By Tony Capaccio
U.S. Army contracting officers overpaid an American company upgrading Russian-made Mi-17 helicopters as contract costs increased almost 70 percent, according to an audit by the Pentagon inspector general.
The Army Contracting Command has responded that it will seek to recoup $128,990 of $151,543 in what the audit called “excess fees” paid since 2010 to Columbia, Maryland-based Science and Engineering Services Inc. The remaining $22,553 in fees was justified, according to the audit by the inspector general dated July 28.
While the amounts wouldn’t put a dent in the Pentagon’s $496 billion annual base budget, the inspector general’s report is the latest of three to question the contracting practices of an Army-run office set up in 2010 to manage the purchase and maintenance of foreign-made helicopters such as the medium-lift Mi-17 transport helicopters sold to U.S. allies Afghanistan, Pakistan and Iraq.
The two earlier audits also found lax oversight, including a failure to “document price reasonableness” of Mi-17 upgrades.
The Russian helicopters are considered simpler to operate and maintain than their more sophisticated American competitors, and some Afghan and Iraqi pilots are already trained and experienced in flying them.
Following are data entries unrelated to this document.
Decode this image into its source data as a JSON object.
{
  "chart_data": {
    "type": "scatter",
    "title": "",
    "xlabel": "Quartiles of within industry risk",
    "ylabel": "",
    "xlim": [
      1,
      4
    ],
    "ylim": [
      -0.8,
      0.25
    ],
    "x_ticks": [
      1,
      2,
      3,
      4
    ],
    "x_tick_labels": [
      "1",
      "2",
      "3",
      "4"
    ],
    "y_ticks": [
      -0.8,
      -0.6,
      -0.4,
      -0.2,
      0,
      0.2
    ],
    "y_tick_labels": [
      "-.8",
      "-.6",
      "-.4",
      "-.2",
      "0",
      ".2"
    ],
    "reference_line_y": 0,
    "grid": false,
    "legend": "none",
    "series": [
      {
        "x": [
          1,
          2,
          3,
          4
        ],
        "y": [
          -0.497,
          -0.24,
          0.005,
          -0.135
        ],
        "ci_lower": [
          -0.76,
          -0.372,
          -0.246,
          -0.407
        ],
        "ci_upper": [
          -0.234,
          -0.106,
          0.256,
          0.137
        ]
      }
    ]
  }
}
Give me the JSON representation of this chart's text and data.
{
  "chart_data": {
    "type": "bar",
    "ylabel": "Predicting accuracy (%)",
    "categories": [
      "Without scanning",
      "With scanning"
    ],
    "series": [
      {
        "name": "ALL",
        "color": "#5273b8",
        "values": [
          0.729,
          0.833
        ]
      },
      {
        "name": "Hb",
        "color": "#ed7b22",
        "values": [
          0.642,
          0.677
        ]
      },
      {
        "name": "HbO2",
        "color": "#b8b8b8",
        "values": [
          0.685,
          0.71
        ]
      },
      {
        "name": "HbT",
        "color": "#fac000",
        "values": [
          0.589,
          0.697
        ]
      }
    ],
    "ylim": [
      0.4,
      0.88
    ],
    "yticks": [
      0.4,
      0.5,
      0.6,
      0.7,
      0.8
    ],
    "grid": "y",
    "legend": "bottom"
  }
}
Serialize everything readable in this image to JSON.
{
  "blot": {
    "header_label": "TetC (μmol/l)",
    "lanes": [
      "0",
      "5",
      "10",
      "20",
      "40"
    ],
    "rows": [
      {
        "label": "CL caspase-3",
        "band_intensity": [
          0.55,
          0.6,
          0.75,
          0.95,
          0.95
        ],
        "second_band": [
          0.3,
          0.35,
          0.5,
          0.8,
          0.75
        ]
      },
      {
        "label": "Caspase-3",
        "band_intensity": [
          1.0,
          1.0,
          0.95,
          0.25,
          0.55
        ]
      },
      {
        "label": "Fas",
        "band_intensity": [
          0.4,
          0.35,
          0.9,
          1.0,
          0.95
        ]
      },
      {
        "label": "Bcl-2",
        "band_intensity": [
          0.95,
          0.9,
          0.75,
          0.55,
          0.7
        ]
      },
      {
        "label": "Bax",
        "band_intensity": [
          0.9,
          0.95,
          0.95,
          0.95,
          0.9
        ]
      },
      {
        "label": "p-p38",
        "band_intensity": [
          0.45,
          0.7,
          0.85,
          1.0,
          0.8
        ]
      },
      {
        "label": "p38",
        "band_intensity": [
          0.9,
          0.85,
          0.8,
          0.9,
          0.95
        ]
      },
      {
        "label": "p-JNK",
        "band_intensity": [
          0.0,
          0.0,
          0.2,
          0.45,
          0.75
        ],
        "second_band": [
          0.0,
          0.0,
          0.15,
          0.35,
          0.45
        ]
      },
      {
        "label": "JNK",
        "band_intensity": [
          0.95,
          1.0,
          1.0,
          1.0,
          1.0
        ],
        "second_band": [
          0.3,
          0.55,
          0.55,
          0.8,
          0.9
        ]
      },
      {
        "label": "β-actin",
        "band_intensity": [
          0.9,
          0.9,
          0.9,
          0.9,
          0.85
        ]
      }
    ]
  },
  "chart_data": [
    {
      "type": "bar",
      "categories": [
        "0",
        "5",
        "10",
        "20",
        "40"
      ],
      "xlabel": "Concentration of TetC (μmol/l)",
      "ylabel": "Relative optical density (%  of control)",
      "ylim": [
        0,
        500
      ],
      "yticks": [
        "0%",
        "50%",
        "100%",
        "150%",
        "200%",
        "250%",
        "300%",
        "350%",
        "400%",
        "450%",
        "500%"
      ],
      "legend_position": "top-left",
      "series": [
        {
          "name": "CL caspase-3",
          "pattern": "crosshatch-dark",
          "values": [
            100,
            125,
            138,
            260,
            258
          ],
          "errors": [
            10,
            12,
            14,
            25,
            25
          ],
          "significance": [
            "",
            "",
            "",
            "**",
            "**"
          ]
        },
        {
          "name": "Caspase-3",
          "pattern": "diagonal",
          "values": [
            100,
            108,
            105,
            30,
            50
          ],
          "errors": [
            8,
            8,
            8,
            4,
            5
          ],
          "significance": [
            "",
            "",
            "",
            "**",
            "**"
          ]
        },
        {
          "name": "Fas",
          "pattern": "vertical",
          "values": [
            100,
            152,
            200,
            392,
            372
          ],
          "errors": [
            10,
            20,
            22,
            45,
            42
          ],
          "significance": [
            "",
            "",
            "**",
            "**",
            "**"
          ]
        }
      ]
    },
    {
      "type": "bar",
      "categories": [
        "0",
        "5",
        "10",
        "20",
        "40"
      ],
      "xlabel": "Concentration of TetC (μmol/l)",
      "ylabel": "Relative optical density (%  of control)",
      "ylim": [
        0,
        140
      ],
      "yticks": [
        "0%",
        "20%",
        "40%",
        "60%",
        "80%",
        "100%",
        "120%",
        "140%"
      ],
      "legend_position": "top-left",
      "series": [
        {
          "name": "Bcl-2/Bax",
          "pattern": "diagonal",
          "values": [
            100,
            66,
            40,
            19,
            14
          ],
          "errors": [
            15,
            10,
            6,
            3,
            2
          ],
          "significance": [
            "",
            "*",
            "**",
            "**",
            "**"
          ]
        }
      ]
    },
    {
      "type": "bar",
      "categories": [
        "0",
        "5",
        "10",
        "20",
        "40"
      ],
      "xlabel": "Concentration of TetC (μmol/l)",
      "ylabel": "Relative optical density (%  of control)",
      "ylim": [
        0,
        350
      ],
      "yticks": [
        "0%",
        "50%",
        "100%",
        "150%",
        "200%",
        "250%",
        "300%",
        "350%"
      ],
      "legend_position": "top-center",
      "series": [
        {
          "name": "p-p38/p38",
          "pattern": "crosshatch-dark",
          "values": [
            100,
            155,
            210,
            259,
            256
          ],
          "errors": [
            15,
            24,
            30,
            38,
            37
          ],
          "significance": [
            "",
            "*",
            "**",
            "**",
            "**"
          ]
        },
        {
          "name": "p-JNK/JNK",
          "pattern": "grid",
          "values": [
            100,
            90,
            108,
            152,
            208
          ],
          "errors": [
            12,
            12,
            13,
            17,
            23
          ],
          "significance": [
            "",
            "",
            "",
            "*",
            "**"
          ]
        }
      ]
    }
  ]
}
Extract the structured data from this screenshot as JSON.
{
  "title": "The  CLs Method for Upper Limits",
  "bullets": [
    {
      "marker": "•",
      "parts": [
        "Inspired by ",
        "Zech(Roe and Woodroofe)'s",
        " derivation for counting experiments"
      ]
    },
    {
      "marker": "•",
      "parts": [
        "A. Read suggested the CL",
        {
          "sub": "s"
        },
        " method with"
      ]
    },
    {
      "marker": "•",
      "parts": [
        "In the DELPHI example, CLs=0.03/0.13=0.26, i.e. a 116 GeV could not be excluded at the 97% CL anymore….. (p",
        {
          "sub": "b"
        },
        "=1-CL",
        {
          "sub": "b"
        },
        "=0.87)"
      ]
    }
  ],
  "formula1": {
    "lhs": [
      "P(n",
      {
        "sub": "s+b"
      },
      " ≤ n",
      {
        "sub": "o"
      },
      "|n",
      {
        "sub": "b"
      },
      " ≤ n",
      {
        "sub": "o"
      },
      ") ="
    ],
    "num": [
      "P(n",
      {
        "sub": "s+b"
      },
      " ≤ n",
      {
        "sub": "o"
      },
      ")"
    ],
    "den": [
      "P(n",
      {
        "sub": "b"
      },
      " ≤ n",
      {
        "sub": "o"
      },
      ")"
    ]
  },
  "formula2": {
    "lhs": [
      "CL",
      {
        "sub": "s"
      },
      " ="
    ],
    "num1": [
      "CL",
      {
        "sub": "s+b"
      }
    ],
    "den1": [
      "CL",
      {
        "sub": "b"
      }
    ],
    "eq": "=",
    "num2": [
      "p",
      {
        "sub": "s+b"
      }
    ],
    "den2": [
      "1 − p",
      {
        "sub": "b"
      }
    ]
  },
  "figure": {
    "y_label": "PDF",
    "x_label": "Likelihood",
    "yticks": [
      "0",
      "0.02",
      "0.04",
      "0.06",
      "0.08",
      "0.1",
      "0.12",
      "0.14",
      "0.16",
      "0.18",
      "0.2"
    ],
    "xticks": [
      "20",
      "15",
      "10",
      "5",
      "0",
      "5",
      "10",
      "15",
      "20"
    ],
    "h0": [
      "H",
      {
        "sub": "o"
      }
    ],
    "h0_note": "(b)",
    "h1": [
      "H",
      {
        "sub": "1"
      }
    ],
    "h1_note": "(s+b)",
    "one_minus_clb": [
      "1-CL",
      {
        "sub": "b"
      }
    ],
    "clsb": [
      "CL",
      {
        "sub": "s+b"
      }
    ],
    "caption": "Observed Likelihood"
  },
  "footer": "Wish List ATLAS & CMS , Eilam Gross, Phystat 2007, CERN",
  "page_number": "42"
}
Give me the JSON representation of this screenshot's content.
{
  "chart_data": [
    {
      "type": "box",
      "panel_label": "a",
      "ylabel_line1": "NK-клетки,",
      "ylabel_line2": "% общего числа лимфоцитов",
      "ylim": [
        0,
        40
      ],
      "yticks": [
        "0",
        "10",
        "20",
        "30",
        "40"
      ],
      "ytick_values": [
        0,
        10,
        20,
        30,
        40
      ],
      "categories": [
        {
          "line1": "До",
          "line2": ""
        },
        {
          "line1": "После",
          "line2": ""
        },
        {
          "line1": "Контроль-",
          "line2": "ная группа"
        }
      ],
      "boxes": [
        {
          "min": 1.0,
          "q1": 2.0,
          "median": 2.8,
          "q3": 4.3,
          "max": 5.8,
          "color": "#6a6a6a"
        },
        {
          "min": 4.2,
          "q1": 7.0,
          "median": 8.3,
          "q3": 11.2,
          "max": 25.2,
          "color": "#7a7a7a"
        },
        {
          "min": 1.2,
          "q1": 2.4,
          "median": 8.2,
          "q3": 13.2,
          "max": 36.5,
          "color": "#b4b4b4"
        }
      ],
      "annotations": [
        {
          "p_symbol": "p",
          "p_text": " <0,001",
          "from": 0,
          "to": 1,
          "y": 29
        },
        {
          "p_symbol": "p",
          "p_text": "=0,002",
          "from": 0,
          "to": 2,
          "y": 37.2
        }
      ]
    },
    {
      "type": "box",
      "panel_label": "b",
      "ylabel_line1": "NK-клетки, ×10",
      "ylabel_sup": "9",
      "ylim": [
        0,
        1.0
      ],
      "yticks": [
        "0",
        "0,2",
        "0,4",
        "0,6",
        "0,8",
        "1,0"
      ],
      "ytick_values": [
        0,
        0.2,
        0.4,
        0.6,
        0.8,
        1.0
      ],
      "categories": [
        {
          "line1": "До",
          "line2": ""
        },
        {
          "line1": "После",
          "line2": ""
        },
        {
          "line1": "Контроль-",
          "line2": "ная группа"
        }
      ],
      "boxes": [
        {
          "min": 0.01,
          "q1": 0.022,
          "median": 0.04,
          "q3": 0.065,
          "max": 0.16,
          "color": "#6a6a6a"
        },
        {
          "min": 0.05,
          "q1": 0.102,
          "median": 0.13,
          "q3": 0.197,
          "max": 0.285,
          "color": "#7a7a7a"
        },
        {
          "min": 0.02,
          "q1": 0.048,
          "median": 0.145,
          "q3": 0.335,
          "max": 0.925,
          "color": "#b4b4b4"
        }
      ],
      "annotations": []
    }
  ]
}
The audits didn’t touch on a politically charged debate about whether the U.S. should continue to buy new Mi-17s from Rosoboronexport, Russia’s state-run arms trader, to be provided directly to Afghanistan. That program has drawn congressional criticism since 2012, first over the company’s role in selling armed helicopters to Syrian president Bashar al-Assad and then because of deteriorating relations with Russia over Ukraine.
Instead, the audits examined contracts to overhaul and upgrade small numbers of Mi-17s bought from other sources to train U.S. and Afghan maintenance personnel.
The newest audit on upgrading Mi-17s said the Army “had limited assurance that it received fair and reasonable prices” for cockpit modifications under the 2010 contract, now valued at $15.2 million, up from $9 million. The company had received $14.1 million as of February, according to the audit labeled “For Official Use Only” that was obtained by Bloomberg News.
Not including contract overhead, the cost for the five cockpits modified rose to about $2.8 million per aircraft from $1.5 million, according to the audit. The modifications upgrade Russian helicopters with U.S.-style radios, gauges, clocks, relocated instruments and added lighting.
The chief executive officer of closely held Science and Engineering Services, Edward J. Sinclair, a retired Army brigadier general who commanded the service’s Aviation Warfighting Center until 2006, didn’t return a call for comment.
Stephen J. O’Connor, the company’s Washington-based attorney, said in an e-mailed statement that the “subject matter of your article is currently under investigation by federal authorities and SES will make no comment regarding the subject matter pending such investigation.” O’Connor, a founding partner of Tobin, O’Connor and Ewing, didn’t divulge the nature of the investigation.
“The Army is currently conducting a thorough review of the findings and recommendations,” Pentagon spokeswoman Maureen Schumann said in an e-mailed statement.
“Upon completion of this review, the Army will take appropriate action to address the need for any corrective measures, to include the potential recoupment of funds,” she said. “No further Mi-17 cockpit modifications are planned under this specific contract.”